20:28:44 <m-relay> <1​23bob123:matrix.org> Doesnt that break conseus?
20:30:00 <m-relay> <e​ndor00:matrix.org> Nope. One of the two will eventually be mined, and the other one rejected
20:30:52 <m-relay> <s​packle_xmr:matrix.org> Couldn't a node report if it has received/rejected a double spend attempt for a transaction in the mempool?
20:30:52 <m-relay> <s​packle_xmr:matrix.org> I know it would never receive the other tx if it was isolated from the wrong part of the network, but if a node has even 10 out connections the probability of seeing the second transaction would be high.
20:32:27 <sech1> It will print "Transaction with id=... used already spent key images" in the log
20:33:16 <sech1> but it's on log level 1, and default is 0
20:35:05 <m-relay> <s​packle_xmr:matrix.org> I was imagining a nicer convenience feature, but that makes sense. I don't see why that can't be part of instructing merchants on taking 0-conf if this is a concern.
20:36:38 <m-relay> <r​ucknium:monero.social> Node won't broadcast the double-spend tx, right? There will be a "wall" in the network graph. Only nodes on the frontier of the wall will see that message.
20:37:21 <m-relay> <r​ucknium:monero.social> Anyway, look at double spend proofs and zero conf escrows! Monero doesn't do "not invented here syndrome".
20:44:26 <sech1> Node won't even accept the double-spend tx
20:55:05 <m-relay> <s​packle_xmr:matrix.org> A quick read on double spend proofs suggests this is the answer people are looking for. Relaying part of tx when receiving a double-spend attempt as a notice makes sense. 
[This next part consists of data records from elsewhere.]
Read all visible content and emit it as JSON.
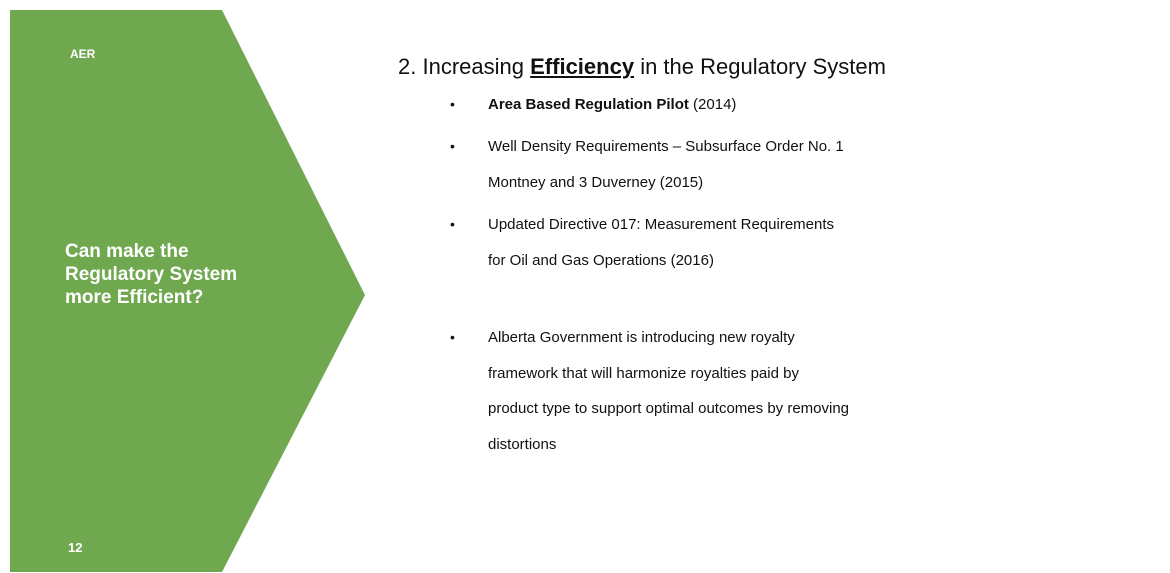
{
  "sidebar": {
    "logo": "AER",
    "question": "Can make the Regulatory System more Efficient?",
    "page_number": "12"
  },
  "heading": {
    "number": "2.",
    "before": "Increasing",
    "emphasis": "Efficiency",
    "after": "in the Regulatory System"
  },
  "bullets": [
    {
      "bold": "Area Based Regulation Pilot",
      "lines": [
        "(2014)"
      ]
    },
    {
      "lines": [
        "Well Density Requirements – Subsurface Order No. 1",
        "Montney and 3 Duverney (2015)"
      ]
    },
    {
      "lines": [
        "Updated Directive 017: Measurement Requirements",
        "for Oil and Gas Operations (2016)"
      ]
    },
    {
      "lines": [
        "Alberta Government is introducing new royalty",
        "framework that will harmonize royalties paid by",
        "product type to support optimal outcomes by removing",
        "distortions"
      ]
    }
  ]
}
20:55:05 <m-relay> <s​packle_xmr:matrix.org> ZCE looks to use BCH features Monero does not have.
21:06:21 <BawdyAnarchist> <s​packle_xmr:matrix.org> Yeah that does seem to be a viable mitigation. At least a high enough threshold that merchants could easily feel comfortable for smaller amounts.
21:36:37 <m-relay> <s​packle_xmr:matrix.org> I suppose the Monero version could be to send a notice made of key image + membership proof + ring member offsets. That way there's enough information to mark the attempt, and the notice can't be fabricated by an adversary.
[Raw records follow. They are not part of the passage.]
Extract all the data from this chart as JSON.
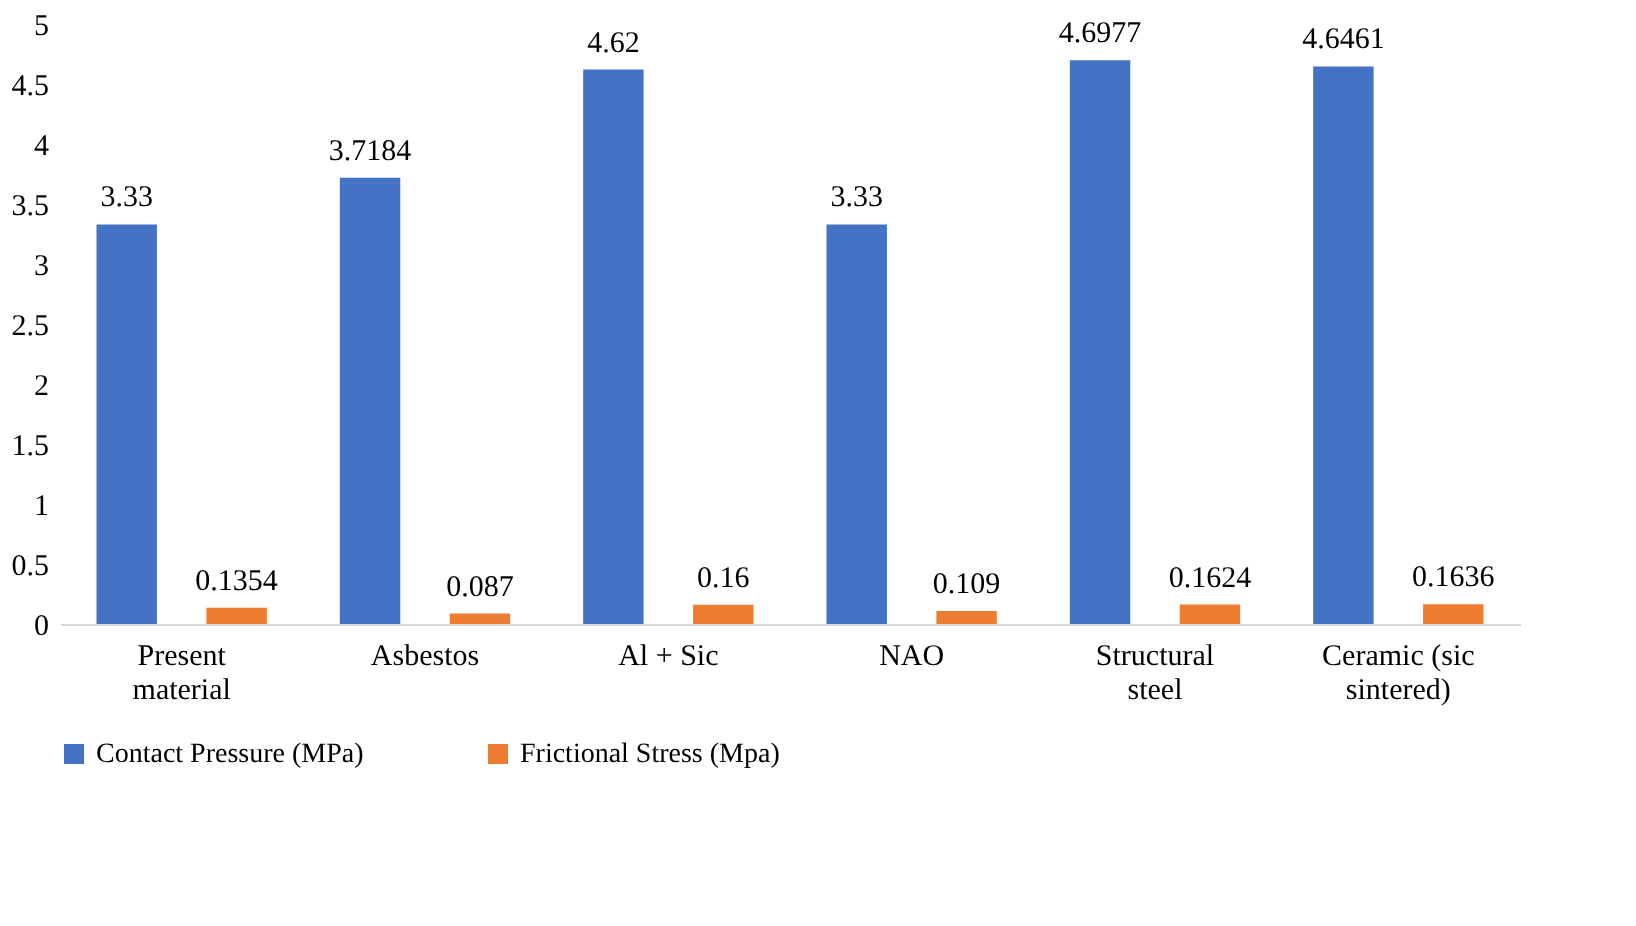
{
  "chart_data": {
    "type": "bar",
    "categories": [
      "Present material",
      "Asbestos",
      "Al + Sic",
      "NAO",
      "Structural steel",
      "Ceramic (sic sintered)"
    ],
    "series": [
      {
        "name": "Contact Pressure (MPa)",
        "color": "#4472c4",
        "values": [
          3.33,
          3.7184,
          4.62,
          3.33,
          4.6977,
          4.6461
        ]
      },
      {
        "name": "Frictional Stress (Mpa)",
        "color": "#ed7d31",
        "values": [
          0.1354,
          0.087,
          0.16,
          0.109,
          0.1624,
          0.1636
        ]
      }
    ],
    "ylim": [
      0,
      5
    ],
    "yticks": [
      0,
      0.5,
      1,
      1.5,
      2,
      2.5,
      3,
      3.5,
      4,
      4.5,
      5
    ],
    "grid": false,
    "legend": "bottom",
    "data_labels": true
  }
}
21:36:37 <m-relay> <s​packle_xmr:matrix.org> I am not familiar with the network communications side of things, but I imagine this would take a significant amount of work.
21:42:20 <m-relay> <s​packle_xmr:matrix.org> Sorry, bad idea. They'd just use the same membership proof for both attempts.
21:45:50 <m-relay> <e​ndor00:matrix.org> Couldn't it be combined with the txid, in some way? That way, the two competing transactions would invalidate eachother
22:00:11 -xmr-pr- [meta] Rucknium opened issue #897: Monero Research Lab Meeting - Wed 20 September 2023, 17:00 UTC
22:00:11 -xmr-pr- > https://github.com/monero-project/meta/issues/897
22:05:24 <nioc> [meta] Rucknium opened issue #897: Monero Research Lab Meeting - Wed 20 September 2023, 17:00 UTC
22:05:24 <nioc> > https://github.com/monero-project/meta/issues/897
22:42:39 <m-relay> <c​hch3003:monero.social> Is there a big party planned for the 10 years of Monero?
23:03:39 <m-relay> <A​bo Gemaal el-Folani 👑 {𝕭𝕽𝕲}> We live, we love, we lie
23:27:32 <m-relay> <1​23bob123:matrix.org> Hookers and blow?